Nagasaki: City reflects citizens’ opinions in the statement, disclosing draft committee’s discussions on issue

The Nagasaki City government sees the Peace Declaration, read out by the mayor who represents its citizens, as representing the voices of the people of Nagasaki. The declaration includes messages and words carefully considered by a draft committee, which consists of A-bomb survivors and people with various titles from all walks of life. According to the city’s Peace Promotion Division, the declaration tries to incorporate words that everyone can readily understand with the same interpretation. With this idea, the Nagasaki Peace Declaration often uses forthright language.
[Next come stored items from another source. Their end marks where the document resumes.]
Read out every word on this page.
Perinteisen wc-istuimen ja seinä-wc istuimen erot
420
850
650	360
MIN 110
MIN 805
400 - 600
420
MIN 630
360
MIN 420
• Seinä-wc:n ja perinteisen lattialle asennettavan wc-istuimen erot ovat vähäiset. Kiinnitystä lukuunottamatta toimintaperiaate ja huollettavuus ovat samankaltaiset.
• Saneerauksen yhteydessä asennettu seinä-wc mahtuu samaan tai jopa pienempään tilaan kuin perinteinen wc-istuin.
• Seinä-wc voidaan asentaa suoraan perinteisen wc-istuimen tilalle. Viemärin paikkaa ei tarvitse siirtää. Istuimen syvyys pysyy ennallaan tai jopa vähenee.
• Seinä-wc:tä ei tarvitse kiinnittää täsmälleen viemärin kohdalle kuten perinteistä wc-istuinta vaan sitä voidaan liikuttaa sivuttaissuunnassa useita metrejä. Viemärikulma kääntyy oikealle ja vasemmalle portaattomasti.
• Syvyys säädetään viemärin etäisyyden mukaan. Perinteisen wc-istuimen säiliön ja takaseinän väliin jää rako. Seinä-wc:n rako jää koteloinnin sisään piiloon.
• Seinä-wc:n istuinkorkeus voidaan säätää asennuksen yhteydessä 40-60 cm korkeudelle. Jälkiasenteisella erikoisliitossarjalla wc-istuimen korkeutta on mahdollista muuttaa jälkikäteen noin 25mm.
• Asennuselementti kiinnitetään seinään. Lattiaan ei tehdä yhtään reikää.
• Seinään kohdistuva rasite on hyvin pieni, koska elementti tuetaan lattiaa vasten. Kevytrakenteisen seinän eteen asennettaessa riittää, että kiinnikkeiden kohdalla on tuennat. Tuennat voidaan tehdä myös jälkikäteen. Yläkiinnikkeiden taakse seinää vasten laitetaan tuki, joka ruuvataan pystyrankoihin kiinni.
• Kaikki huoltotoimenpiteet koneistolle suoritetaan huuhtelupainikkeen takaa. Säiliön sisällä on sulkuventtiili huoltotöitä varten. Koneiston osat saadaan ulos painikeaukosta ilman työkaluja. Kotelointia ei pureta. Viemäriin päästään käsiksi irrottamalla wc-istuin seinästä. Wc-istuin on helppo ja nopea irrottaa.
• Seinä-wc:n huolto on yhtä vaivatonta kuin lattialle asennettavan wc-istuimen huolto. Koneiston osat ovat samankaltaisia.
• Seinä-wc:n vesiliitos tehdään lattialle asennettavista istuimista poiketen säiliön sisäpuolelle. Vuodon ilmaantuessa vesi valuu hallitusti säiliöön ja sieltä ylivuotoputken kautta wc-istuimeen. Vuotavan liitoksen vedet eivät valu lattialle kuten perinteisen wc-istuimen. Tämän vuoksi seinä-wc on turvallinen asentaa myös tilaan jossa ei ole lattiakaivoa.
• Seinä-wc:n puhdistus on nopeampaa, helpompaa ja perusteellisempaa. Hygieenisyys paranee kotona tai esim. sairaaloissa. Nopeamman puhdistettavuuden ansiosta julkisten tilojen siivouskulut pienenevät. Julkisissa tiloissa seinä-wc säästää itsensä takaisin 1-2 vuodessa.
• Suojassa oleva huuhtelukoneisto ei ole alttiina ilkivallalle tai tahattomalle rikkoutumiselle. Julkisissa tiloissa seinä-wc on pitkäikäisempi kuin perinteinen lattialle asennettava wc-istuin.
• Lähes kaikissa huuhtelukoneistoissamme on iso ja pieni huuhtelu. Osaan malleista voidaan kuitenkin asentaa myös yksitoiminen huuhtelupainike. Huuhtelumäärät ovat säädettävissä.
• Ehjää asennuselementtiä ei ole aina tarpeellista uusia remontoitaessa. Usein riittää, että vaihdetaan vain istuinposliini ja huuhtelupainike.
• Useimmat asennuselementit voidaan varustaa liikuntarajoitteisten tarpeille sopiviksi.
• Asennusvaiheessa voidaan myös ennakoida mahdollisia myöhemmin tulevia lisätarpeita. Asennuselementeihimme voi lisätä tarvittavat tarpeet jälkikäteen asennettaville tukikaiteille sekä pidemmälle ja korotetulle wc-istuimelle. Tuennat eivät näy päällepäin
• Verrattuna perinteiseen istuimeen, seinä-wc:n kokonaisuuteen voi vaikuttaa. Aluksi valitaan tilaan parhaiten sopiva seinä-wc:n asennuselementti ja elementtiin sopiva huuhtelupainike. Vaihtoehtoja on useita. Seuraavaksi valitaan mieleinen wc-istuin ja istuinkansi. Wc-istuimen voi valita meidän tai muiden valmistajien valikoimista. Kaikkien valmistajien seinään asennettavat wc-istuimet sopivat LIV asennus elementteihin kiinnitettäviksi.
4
“It wouldn’t be persuasive enough without graphic description or the real voices of survivors,” one committee participant said. “We should stress that the risk of nuclear weapons use is increasing,” indicated another. Attendees made numerous comments regarding this year’s rough draft submitted by Mayor Tomihisa Taue at the first meeting held in early June. The draft committee consists of 15 members, including A-bomb survivors, second-generation A-bomb survivors, experts on nuclear issues, and university graduate students. All meetings, which only the media could observe until five years ago, are now open to the public.

The late Hitoshi Motojima, Nagasaki mayor from 1979 to 1995, was the first to express “Nagasaki’s ideas” in the declarations. During his first year in office, he touched on the responsibility of the United States for the atomic bombings, posing the question, “Why do we leave unquestioned U.S. responsibility for the atomic bombings that indiscriminately killed and wounded so many people.”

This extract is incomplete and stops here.